The bravery of those who found their social conscience, overcame fear, and stood up to communist dictatorship remains fresh in my memory. It reminds me of the jingle of keys that rang out on Prague’s Wenceslas Square -- and later around the rest of what was then Czechoslovakia -- in the autumn of 1989.
This is why I rang keys during the conference calling for democracy in Cuba that our committee held in Prague three years ago. I wanted to draw the international community’s attention to the human-rights situation in Cuba, to support that country’s opposition, and to encourage all pro-democratic forces. The European Union then introduced diplomatic sanctions, albeit mostly symbolic, against Castro’s regime.
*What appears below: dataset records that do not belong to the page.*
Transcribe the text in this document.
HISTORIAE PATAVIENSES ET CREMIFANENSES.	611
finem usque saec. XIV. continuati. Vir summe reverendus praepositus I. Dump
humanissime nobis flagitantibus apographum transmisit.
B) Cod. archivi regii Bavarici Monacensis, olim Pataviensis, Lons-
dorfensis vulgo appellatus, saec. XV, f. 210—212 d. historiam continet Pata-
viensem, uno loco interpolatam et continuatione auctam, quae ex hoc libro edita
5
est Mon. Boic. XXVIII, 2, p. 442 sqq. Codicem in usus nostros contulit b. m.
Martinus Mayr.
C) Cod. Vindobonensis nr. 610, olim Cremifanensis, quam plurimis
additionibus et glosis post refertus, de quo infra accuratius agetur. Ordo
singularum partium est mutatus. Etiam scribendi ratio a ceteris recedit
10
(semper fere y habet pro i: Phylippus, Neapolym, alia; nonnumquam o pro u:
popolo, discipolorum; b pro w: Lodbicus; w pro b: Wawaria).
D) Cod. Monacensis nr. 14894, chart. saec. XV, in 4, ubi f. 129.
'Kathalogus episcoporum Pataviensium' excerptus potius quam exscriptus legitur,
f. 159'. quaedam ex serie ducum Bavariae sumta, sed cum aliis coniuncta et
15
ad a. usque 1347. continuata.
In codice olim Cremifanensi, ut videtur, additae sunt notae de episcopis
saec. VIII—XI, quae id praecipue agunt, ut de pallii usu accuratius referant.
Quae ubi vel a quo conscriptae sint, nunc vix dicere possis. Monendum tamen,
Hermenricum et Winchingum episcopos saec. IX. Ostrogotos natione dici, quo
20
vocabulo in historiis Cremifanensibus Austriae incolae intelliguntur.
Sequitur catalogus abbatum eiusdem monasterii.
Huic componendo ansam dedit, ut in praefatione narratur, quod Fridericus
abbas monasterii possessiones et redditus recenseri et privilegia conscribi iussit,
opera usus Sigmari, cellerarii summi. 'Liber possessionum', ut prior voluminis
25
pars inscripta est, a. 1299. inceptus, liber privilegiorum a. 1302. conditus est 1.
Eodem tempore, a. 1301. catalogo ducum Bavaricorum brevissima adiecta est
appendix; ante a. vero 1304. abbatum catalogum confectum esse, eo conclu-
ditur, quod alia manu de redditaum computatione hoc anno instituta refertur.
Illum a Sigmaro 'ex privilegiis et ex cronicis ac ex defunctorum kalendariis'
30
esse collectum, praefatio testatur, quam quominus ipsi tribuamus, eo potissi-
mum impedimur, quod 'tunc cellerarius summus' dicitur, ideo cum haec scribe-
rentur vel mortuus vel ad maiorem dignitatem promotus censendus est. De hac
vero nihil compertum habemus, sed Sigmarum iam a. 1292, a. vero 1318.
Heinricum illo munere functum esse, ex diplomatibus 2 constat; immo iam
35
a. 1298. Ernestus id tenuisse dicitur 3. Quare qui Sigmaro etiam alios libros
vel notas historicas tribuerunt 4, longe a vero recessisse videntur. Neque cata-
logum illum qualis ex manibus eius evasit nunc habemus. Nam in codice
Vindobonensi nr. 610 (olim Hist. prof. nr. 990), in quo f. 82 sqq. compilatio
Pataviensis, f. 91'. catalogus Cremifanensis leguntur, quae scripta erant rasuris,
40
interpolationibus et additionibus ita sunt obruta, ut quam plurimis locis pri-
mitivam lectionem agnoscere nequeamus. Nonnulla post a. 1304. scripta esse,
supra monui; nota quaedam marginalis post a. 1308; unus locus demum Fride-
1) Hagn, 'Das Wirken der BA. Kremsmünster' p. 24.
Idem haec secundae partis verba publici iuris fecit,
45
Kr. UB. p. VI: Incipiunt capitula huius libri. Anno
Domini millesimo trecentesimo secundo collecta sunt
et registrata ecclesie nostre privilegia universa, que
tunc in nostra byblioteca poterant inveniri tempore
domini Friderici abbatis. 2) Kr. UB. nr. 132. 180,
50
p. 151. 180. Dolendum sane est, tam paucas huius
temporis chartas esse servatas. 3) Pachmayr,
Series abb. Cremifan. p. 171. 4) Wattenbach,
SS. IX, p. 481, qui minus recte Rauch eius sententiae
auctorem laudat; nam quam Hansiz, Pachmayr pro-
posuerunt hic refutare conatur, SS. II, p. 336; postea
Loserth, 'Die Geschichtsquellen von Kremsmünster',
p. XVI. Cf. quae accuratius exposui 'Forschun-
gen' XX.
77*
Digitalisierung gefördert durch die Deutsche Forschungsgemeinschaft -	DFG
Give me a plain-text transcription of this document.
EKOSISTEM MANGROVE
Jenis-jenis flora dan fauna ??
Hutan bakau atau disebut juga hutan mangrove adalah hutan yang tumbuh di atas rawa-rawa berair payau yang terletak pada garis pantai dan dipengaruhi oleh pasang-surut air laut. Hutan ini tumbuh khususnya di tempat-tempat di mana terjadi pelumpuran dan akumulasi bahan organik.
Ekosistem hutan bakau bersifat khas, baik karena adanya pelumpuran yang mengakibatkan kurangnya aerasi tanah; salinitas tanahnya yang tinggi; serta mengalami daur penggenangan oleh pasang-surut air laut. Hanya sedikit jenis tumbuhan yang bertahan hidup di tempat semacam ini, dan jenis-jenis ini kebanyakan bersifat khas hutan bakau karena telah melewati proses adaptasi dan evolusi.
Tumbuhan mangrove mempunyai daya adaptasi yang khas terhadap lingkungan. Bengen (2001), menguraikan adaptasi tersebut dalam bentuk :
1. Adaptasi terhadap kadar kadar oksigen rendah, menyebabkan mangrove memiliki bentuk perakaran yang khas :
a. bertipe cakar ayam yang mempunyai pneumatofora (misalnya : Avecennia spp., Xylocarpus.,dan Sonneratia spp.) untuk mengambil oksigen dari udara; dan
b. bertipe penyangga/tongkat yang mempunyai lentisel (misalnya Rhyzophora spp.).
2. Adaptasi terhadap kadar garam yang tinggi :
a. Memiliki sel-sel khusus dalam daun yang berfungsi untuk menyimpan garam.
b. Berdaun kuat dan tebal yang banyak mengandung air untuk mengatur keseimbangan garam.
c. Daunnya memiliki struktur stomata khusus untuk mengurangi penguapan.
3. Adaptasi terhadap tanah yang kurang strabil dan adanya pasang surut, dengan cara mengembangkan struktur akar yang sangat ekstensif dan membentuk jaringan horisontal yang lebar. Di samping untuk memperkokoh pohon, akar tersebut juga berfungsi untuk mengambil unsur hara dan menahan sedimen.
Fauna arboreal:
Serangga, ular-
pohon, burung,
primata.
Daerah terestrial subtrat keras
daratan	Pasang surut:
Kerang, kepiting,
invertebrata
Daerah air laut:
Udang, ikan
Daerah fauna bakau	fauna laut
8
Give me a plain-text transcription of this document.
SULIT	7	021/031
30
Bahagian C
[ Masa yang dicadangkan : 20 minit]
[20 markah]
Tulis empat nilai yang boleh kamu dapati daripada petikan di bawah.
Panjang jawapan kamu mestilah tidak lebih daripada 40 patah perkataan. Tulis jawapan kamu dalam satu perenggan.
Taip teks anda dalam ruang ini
Soon after, however, a contrary position came to the fore. The EU opened a dialogue with the Cuban regime, sanctions were conditionally suspended, and it was even made clear to dissidents that they were not welcome at the embassies of several democratic countries. Cowardly compromise and political alibis – as so often in history – defeated a principled position. In return, the Cuban regime made a sham gesture by releasing a small number of the prisoners of conscience – mostly those who were tortured and seriously ill – who the regime most feared would die in its notorious prisons.